Central Development
At the NATO Summit Defence Industry Forum in Ankara, NATO allies announced new multinational procurement coalitions focused on critical capabilities including air defence and strike systems, according to NATO. NATO also said the United States and major American defence companies would work with leading European firms on co-production initiatives intended to deepen transatlantic industrial cooperation, according to NATO.
Why It Matters
The announcements move NATO’s spending debate toward execution: joint buying, industrial capacity and private finance. NATO said a new initiative aims to encourage financial institutions to expand lending and equity investment in defence, security and resilience sectors, and added that major financial institutions have already mobilized $217 billion in capital for those areas, according to NATO. Secretary General Mark Rutte also framed the Ankara summit around converting commitments into stronger armed forces and higher defence production, with European allies and Canada on track to invest about 4% of GDP and a goal of reaching 5% by 2035, according to NATO.
Perspective
The official NATO framing emphasizes capability delivery and burden-sharing, while AP reported the announcements as part of a wider effort to reassure allies and address readiness concerns ahead of the Turkey summit.
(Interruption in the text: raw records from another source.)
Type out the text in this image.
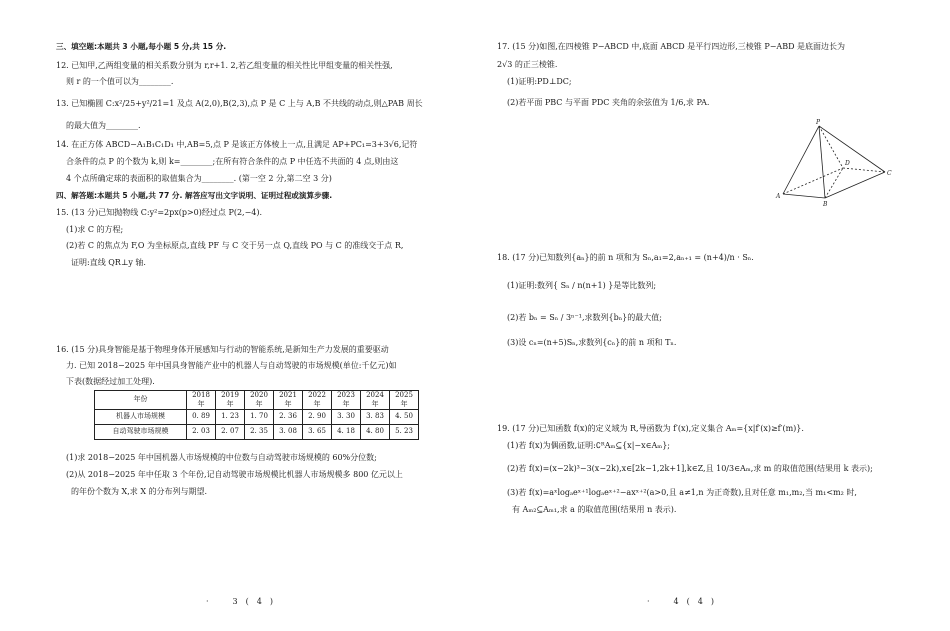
三、填空题:本题共 3 小题,每小题 5 分,共 15 分.
12. 已知甲,乙两组变量的相关系数分别为 r,r+1. 2,若乙组变量的相关性比甲组变量的相关性强,
则 r 的一个值可以为________.
13. 已知椭圆 C:x²/25+y²/21=1 及点 A(2,0),B(2,3),点 P 是 C 上与 A,B 不共线的动点,则△PAB 周长
的最大值为________.
14. 在正方体 ABCD−A₁B₁C₁D₁ 中,AB=5,点 P 是该正方体棱上一点,且满足 AP+PC₁=3+3√6,记符
合条件的点 P 的个数为 k,则 k=________;在所有符合条件的点 P 中任选不共面的 4 点,则由这
4 个点所确定球的表面积的取值集合为________. (第一空 2 分,第二空 3 分)
四、解答题:本题共 5 小题,共 77 分. 解答应写出文字说明、证明过程或演算步骤.
15. (13 分)已知抛物线 C:y²=2px(p>0)经过点 P(2,−4).
(1)求 C 的方程;
(2)若 C 的焦点为 F,O 为坐标原点,直线 PF 与 C 交于另一点 Q,直线 PO 与 C 的准线交于点 R,
证明:直线 QR⊥y 轴.
16. (15 分)具身智能是基于物理身体开展感知与行动的智能系统,是新知生产力发展的重要驱动
力. 已知 2018−2025 年中国具身智能产业中的机器人与自动驾驶的市场规模(单位:千亿元)如
下表(数据经过加工处理).
年份	2018 年	2019 年	2020 年	2021 年	2022 年	2023 年	2024 年	2025 年
机器人市场规模	0. 89	1. 23	1. 70	2. 36	2. 90	3. 30	3. 83	4. 50
自动驾驶市场规模	2. 03	2. 07	2. 35	3. 08	3. 65	4. 18	4. 80	5. 23
(1)求 2018−2025 年中国机器人市场规模的中位数与自动驾驶市场规模的 60%分位数;
(2)从 2018−2025 年中任取 3 个年份,记自动驾驶市场规模比机器人市场规模多 800 亿元以上
的年份个数为 X,求 X 的分布列与期望.
·　　　3　(　4　)
17. (15 分)如图,在四棱锥 P−ABCD 中,底面 ABCD 是平行四边形,三棱锥 P−ABD 是底面边长为
2√3 的正三棱锥.
(1)证明:PD⊥DC;
(2)若平面 PBC 与平面 PDC 夹角的余弦值为 1/6,求 PA.
P
A
B
C
D
18. (17 分)已知数列{aₙ}的前 n 项和为 Sₙ,a₁=2,aₙ₊₁ = (n+4)/n · Sₙ.
(1)证明:数列{ Sₙ / n(n+1) }是等比数列;
(2)若 bₙ = Sₙ / 3ⁿ⁻¹,求数列{bₙ}的最大值;
(3)设 cₙ=(n+5)Sₙ,求数列{cₙ}的前 n 项和 Tₙ.
19. (17 分)已知函数 f(x)的定义域为 R,导函数为 f′(x),定义集合 Aₘ={x|f′(x)≥f′(m)}.
(1)若 f(x)为偶函数,证明:∁ᴿAₘ⊆{x|−x∈Aₘ};
(2)若 f(x)=(x−2k)³−3(x−2k),x∈[2k−1,2k+1],k∈Z,且 10/3∈Aₘ,求 m 的取值范围(结果用 k 表示);
(3)若 f(x)=aˣlogₐeˣ⁺¹logₐeˣ⁺²−axˣ⁺²(a>0,且 a≠1,n 为正奇数),且对任意 m₁,m₂,当 m₁<m₂ 时,
有 Aₘ₂⊆Aₘ₁,求 a 的取值范围(结果用 n 表示).
·　　　4　(　4　)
NATO separately said support for Ukraine would remain on the summit agenda, keeping procurement policy linked to the alliance’s immediate security priorities, according to NATO.
What to Watch
Whether announced procurement coalitions produce signed contracts, delivery timelines and named national participants.
- Follow-through on space, strike and air-defence projects, including missile-tracking and communications plans highlighted by NATO.
- Whether private-capital pledges translate into measurable lending or equity commitments for defence production.